Sunday, November 18, 2012



                              MARGE PIERCY AT ENDICOTT COLLEGE

     By Emily Pineau

   "These are the tracks I have left on the white crust of time."  This is a line that poet and novelist Marge Piercy read from her poem “Tracks”.  It is true that Piercy has, in fact, left many tracks along her way throughout  her career as a writer and as a social and political activist.   I had the honor of  introducing Piercy  at her reading at Endicott College, Nov. 13,  2012.  Prior to Piercy’s appearance at the college's chapel, I had conducted an online interview with her for the literary magazine,"Ibbetson Street," which made it possible for me to gain insight into the inspiration behind her writing and to obtain an understanding of how she came to be the successful writer she is today.  

            Many of the poems that Piercy read contained humor, ideas about body image, and nature.  When Piercy read her poem, “My Mother Gives Me Her Recipe”, many people were laughing in  recognition  because of how  universal the subject matter is.  In the poem, the mother is not giving straightforward instructions when she is describing how to make something, and is instead adding in her own little commentary to every detail.  Piercy read, “Take some flour. Oh, I don't know, like two-three cups, and you cut in the butter.”  This poem truly captures what it is like to try to get a recipe from a relative.  Also, in Piercy’s poem, “What Are Big Girls Made Of”,  Piercy uses a  familiar subject, although this one is more on the serious side.  The media puts so much emphasis on the importance of body image, and Piercy writes about the effect that has on women.  “Here is a woman forced into shape,” Piercy reads.  It seems to have become natural for women to hate their bodies, which is a very unfortunate occurrence in our culture.  Piercy also writes about things in nature that she finds to be intriguing and comforting in her life.  In her poem, “Colors Passing Through Us”, Piercy says, “Orange is my cat running live through the high grass,” and “Blue is the eyes of a Siamese cat”.

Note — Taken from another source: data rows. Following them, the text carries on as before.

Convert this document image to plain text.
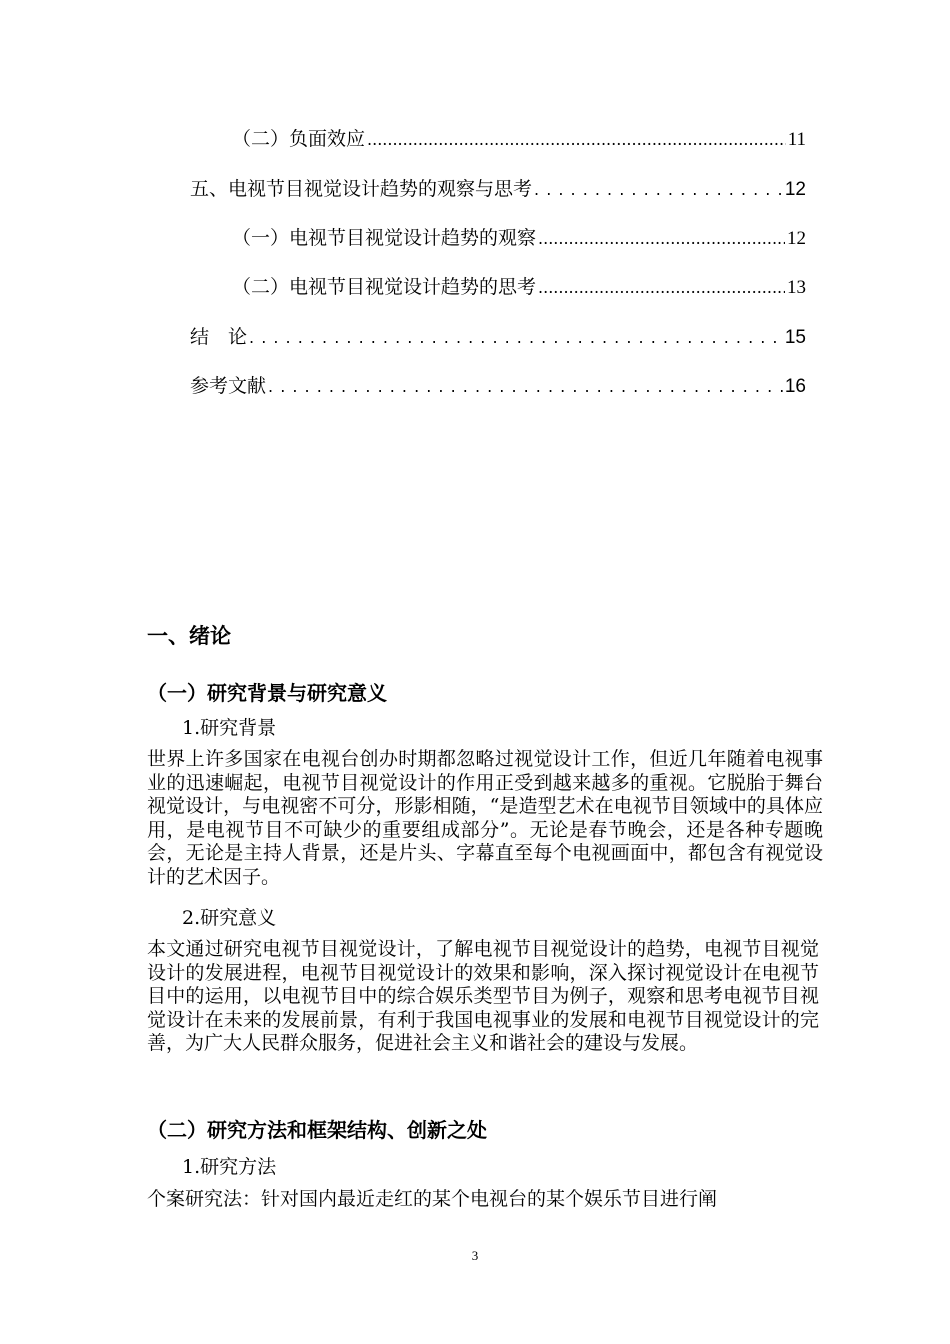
（二）负面效应 .....	11
五、电视节目视觉设计趋势的观察与思考 . . .	12
（一）电视节目视觉设计趋势的观察 .....	12
（二）电视节目视觉设计趋势的思考 .....	13
结　论 . . .	15
参考文献 . . .	16
一、绪论
（一）研究背景与研究意义
1.研究背景
世界上许多国家在电视台创办时期都忽略过视觉设计工作，但近几年随着电视事业的迅速崛起，电视节目视觉设计的作用正受到越来越多的重视。它脱胎于舞台视觉设计，与电视密不可分，形影相随，“是造型艺术在电视节目领域中的具体应用，是电视节目不可缺少的重要组成部分”。无论是春节晚会，还是各种专题晚会，无论是主持人背景，还是片头、字幕直至每个电视画面中，都包含有视觉设计的艺术因子。
2.研究意义
本文通过研究电视节目视觉设计，了解电视节目视觉设计的趋势，电视节目视觉设计的发展进程，电视节目视觉设计的效果和影响，深入探讨视觉设计在电视节目中的运用，以电视节目中的综合娱乐类型节目为例子，观察和思考电视节目视觉设计在未来的发展前景，有利于我国电视事业的发展和电视节目视觉设计的完善，为广大人民群众服务，促进社会主义和谐社会的建设与发展。
（二）研究方法和框架结构、创新之处
1.研究方法
个案研究法：针对国内最近走红的某个电视台的某个娱乐节目进行阐
3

           After Piercy finished reading, Professor Doug Holder asked her what it is about cats that draws her to them.  “They are very sensual,” Piercy explained.  I can relate to this because I am also a cat person, and I feel like they are very inspiring creatures.  Their mysterious, yet calming demeanor is extremely captivating.”  Nature in general influences my writing as well.  I hope that one day I can incorporate humor, and brilliant metaphors like Piercy’s into my own writing.  

EMILY PINEAU--is an English major at Endicott College in Beverly, Mass. Her poetry and prose have appeared in Ibbetson Street, Muddy River Review, Lyrical Somerville, Endicott Review and elsewhere.